Q: So, even if rising temperatures mean these trees find themselves outside their native range, they’re going to be OK because you’ve identified these traits that allow them to be more resilient?
That's right, exactly. And then the whole process of tree breeding is that you can increase that genetic potential in those adaptive traits within the population, and so that they become more fit. You’re just sort of helping nature maintain those species as the environment changes much more rapidly than what they have responded to and passed from an evolutionary perspective (in the past).
Q: How do different soil types play into this?
So, a lot of tree species will be adapted to particular soil types, whether that soil is well-drained, acidic or basic. It's a different environmental force or a different environmental factor that's interacting with those genotypes.
We have the climate gradation, but then also we have these three soil types. So it’s going to be xeric (dry), sort of dry and then wet. And so we plant all of those same open pollinated seedlings across these various sites and see how they respond.
Q: You were originally hoping to include more tree species in the study, ultimately landing on seven. Why these seven?
That was a co-production of science with the Michigan DNR and other stakeholders, where we wanted to have the important timber species included in there, like the red pine, jack pine, eastern white pine.
And then we were looking at functional equivalents.

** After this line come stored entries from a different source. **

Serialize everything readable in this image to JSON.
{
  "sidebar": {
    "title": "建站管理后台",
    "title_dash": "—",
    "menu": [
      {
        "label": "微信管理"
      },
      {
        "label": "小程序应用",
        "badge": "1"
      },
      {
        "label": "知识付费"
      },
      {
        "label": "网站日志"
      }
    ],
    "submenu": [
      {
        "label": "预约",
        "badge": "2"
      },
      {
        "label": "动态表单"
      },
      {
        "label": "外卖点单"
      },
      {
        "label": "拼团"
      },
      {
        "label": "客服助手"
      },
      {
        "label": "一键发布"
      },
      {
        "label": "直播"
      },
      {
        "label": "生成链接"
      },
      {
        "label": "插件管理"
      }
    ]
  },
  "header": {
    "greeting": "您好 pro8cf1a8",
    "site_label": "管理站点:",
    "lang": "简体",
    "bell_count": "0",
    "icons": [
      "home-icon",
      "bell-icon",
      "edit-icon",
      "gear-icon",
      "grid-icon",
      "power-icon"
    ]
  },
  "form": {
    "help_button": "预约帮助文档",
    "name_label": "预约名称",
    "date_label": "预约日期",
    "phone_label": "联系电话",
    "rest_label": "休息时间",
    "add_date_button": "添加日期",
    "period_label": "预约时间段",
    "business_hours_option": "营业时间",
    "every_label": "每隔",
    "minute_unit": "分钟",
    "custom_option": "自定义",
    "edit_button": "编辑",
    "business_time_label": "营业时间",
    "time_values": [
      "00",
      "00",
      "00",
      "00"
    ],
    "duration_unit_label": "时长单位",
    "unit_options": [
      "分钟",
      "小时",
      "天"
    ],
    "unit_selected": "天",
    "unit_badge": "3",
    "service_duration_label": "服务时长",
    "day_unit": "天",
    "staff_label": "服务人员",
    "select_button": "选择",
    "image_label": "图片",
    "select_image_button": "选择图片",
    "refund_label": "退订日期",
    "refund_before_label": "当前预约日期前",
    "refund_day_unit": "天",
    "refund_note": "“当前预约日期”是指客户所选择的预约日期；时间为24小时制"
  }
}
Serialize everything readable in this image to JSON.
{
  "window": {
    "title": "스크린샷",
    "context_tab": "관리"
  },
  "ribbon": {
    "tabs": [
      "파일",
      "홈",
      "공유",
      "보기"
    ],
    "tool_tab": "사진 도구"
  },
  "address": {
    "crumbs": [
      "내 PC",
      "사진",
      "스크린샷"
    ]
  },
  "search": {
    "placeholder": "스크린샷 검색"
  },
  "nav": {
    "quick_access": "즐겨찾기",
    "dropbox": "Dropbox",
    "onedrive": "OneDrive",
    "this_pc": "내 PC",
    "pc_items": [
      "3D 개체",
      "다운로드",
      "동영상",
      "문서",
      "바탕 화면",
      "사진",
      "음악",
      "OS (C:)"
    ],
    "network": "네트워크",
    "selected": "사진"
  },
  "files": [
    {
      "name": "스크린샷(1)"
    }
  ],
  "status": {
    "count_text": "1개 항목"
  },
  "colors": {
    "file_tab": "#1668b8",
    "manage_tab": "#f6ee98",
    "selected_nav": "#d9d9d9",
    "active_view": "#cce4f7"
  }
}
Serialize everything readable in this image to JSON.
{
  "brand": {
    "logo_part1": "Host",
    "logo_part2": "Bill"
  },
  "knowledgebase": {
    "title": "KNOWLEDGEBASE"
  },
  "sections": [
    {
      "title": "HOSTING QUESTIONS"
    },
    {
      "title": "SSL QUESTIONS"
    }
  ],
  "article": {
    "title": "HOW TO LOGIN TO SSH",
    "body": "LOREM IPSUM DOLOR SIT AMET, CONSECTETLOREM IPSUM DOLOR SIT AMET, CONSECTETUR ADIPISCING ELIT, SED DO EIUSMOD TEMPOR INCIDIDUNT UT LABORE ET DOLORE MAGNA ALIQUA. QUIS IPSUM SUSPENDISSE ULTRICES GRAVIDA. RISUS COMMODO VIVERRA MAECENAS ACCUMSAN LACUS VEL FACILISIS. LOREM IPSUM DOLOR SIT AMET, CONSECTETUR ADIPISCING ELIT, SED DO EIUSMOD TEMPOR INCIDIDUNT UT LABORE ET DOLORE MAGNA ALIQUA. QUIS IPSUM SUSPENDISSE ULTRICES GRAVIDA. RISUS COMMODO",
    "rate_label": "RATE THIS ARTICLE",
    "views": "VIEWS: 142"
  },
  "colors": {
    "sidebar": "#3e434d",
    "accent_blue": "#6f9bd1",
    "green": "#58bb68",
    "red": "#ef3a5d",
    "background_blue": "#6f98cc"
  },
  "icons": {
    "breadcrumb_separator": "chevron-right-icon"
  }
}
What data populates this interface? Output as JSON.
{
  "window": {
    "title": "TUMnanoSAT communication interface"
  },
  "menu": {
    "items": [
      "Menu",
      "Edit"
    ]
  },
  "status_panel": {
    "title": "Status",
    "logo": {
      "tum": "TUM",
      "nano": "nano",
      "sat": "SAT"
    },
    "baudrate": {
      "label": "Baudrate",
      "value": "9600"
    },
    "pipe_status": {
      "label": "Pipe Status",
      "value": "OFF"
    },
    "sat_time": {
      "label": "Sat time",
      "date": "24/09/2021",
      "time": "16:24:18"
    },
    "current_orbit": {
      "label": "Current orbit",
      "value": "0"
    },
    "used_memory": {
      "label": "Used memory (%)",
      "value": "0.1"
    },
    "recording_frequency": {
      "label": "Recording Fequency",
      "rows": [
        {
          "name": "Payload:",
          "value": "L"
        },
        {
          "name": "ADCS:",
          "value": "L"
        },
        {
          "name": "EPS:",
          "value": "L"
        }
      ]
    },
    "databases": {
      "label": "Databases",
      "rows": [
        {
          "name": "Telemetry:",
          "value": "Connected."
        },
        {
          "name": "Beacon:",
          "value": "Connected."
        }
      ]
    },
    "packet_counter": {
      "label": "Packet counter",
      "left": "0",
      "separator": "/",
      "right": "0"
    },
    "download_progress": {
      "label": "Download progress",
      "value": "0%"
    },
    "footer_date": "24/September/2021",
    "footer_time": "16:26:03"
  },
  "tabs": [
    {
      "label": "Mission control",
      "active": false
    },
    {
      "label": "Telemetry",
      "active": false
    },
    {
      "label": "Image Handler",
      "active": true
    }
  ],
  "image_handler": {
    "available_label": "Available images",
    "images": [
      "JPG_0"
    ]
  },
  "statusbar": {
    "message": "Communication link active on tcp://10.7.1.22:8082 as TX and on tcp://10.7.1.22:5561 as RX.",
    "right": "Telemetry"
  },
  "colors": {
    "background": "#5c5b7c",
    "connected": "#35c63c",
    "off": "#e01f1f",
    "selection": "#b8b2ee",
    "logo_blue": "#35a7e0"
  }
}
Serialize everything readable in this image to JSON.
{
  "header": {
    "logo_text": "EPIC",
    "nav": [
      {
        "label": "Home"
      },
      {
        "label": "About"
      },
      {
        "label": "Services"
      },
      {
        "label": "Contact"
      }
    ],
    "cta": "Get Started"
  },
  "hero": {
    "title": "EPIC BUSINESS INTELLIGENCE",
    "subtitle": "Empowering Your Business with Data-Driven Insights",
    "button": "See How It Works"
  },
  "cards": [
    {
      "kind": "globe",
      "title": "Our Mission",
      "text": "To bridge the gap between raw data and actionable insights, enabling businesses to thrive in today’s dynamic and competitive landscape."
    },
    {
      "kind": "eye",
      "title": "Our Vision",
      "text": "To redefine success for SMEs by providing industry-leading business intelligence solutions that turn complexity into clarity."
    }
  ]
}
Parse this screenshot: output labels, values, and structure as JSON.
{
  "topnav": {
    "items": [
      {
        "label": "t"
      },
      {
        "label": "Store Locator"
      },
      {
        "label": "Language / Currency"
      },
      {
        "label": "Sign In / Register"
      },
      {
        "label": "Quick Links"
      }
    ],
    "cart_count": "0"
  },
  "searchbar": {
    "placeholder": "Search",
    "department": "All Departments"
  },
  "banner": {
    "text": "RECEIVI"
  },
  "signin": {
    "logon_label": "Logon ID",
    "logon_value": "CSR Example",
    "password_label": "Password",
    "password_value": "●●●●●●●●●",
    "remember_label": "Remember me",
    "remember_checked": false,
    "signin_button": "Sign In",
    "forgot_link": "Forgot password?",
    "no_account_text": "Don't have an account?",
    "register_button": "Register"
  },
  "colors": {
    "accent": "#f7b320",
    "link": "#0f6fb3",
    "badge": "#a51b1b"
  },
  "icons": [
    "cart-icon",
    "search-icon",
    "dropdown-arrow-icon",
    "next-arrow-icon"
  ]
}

Hypothetically, none of these trees have any adaptive potential — they’re all going to disappear from the landscape. So what kinds of trees would serve the same roles as those trees?
From a conifer perspective, we were looking at things like shortleaf pine, Virginia and pitch pine, and that’s because of their growth habits, the type of conditions they might be growing in and the fact that they would fit that same function as a red pine.
And so then we can kind of move these southern pines further north, and they match the future climates.
We're trying to look at all of these different ideas about what would potentially be a viable solution if we start to see the decline of forests,
I'm hoping that there's a lot of intraspecies variation in trees, and that we will identify more superior genotypes. But we won’t know for several years at this point. So I'm hopeful, but just in case, we want to test the alternatives as well.
Q: How do you measure the success of any given tree?
We’ll go in there, and we’re measuring survival. Are they still alive in this environment? How tall are they? What is the diameter of the trunk, the crown structures, survival and height themselves? Height is usually a really good proxy for fitness overall. Is it growing tall?
It really is going to be which trees are surviving and thriving in these environments, because I suspect that many of them may perform poorly and potentially not survive, but some of them will.